大いに楽しんで積極的に英語を普段から取り入れよ」

「ふわあああ」

「そこ欠伸するな! 返事は「はい」じゃなくて「イエス」だ」

「イエス! 」

「よし続ける。次は発音」


皆で発音の確認。

「いいか。何て言ってるかはどうでもいい。

英語として一つの単語として聞き取れるかが大事だ。

忘れがちなのだがリスニングもいいがヒヤリングも重要。

ゆっくり聞き取るだけでなく聞き流す能力も必要になってくる。

そこではアクセントと発音が大事になる。

何度も言うが発音にしろアクセントにしろネーティブを真似るんだ。

間違っても日本人から真似ようとするな。

本人はキチンと発音してるつもりでもどこかが違う。

そのどこかが違うのが分かればいいがお前たちはまだ素人。

ネーティブに教われ。
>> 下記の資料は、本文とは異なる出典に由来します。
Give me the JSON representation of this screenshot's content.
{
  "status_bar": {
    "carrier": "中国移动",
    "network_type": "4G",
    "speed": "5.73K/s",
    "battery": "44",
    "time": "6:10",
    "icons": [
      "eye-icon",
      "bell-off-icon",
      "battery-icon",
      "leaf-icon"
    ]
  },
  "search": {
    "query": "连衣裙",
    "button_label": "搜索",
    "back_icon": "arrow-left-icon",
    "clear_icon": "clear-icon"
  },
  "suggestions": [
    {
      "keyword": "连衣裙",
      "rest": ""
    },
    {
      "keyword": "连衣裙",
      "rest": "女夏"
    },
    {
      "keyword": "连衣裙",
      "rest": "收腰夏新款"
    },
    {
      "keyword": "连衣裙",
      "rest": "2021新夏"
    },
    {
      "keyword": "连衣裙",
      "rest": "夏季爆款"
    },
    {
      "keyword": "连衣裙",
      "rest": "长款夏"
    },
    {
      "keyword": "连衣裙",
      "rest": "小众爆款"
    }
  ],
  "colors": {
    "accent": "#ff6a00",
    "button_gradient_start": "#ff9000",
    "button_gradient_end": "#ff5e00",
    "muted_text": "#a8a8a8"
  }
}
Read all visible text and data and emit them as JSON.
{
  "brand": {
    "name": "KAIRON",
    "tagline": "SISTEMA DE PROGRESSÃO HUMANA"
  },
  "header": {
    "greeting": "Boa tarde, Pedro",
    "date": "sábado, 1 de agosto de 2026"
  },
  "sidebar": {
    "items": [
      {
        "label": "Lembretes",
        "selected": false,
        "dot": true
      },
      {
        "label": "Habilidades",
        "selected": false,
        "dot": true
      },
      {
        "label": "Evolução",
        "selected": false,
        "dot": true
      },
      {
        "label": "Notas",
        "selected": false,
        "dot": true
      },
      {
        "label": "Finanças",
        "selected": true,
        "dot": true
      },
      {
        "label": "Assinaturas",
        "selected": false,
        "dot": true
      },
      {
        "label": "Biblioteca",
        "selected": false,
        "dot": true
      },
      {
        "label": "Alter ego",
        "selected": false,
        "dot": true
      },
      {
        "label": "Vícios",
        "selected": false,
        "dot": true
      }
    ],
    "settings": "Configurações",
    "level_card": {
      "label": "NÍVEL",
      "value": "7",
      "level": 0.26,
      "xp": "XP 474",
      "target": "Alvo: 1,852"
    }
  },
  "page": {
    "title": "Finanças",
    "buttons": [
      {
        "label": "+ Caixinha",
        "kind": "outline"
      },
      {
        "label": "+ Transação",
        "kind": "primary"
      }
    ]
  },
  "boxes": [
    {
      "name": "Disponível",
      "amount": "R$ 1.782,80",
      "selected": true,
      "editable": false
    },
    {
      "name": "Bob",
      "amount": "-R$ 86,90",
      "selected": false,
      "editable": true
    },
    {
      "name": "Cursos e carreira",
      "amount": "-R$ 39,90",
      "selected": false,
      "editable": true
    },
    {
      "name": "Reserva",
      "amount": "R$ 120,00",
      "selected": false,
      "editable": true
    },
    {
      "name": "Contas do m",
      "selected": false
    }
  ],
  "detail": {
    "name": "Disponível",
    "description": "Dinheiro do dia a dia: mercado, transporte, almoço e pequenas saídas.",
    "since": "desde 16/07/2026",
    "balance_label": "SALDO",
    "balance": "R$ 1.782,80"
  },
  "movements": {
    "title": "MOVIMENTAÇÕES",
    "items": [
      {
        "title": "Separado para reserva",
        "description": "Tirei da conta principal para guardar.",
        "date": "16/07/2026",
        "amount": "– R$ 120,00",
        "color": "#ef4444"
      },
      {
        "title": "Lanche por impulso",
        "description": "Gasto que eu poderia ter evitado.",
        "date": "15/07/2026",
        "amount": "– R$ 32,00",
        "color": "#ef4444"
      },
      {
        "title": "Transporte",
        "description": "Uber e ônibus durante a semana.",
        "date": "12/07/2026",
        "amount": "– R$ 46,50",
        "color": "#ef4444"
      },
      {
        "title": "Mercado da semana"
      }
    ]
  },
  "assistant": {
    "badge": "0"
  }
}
俺の発音は参考程度でいい」


「よしこのままリスニングに行くぞ」

何言ってんだか正直良く分からない外人の他愛のない会話を聞く。

続いて海外ドラマ。

今回は分かりやすく刑事ものを選ぶ。

休憩を挟んで再びリスニング。


ウギャア!

はしたない声が飛ぶ。どうやら美人三姉妹の三女。

「ほらそこ静かに! 」

「はい…… イエス! 」

もう注意されなくても自分で気づく。

これでいい。これで少しでも英語を好きになってくれればいいさ。

まずゆっくり再生。続けて標準。最後は二倍速。

こうすることであら不思議英語が聞き取れるようになる。


最後は外国アニメ鑑賞。

好きなアニメを選んで字幕なしで見る。

「いいかここで大事なのは覚えないこと。考えたり覚えようとすると挫折するぞ。

英字新聞を読んで挫折するようなものだ。

お前たちも英字新聞を見て挫折した経験が一度ぐらいあるだろ?

挫折すれると英語を怖がったり諦めたり離れたりする原因にもなる。

だから出来れば挫折せずに最短ルートで英語力向上を目指して欲しい」

つい熱が入る。それだけ大事なところ。


「ありがとうございました」

ここはサンキューでもいいがやはり最後はありがとうに。


予定の八時を過ぎマンションを出て駅近くのファミレスへ。

「お疲れ様。また明日」

夕食会を兼ねた課外授業は無事に終える。

これからも毎週金曜日にはやっていきたい。

その為にはもっともっと生徒を集め信頼を勝ち取らなければならない。

俺のやる気にも関係してくる訳で。


だが願い虚しく今月をもって開催されることはなくなった。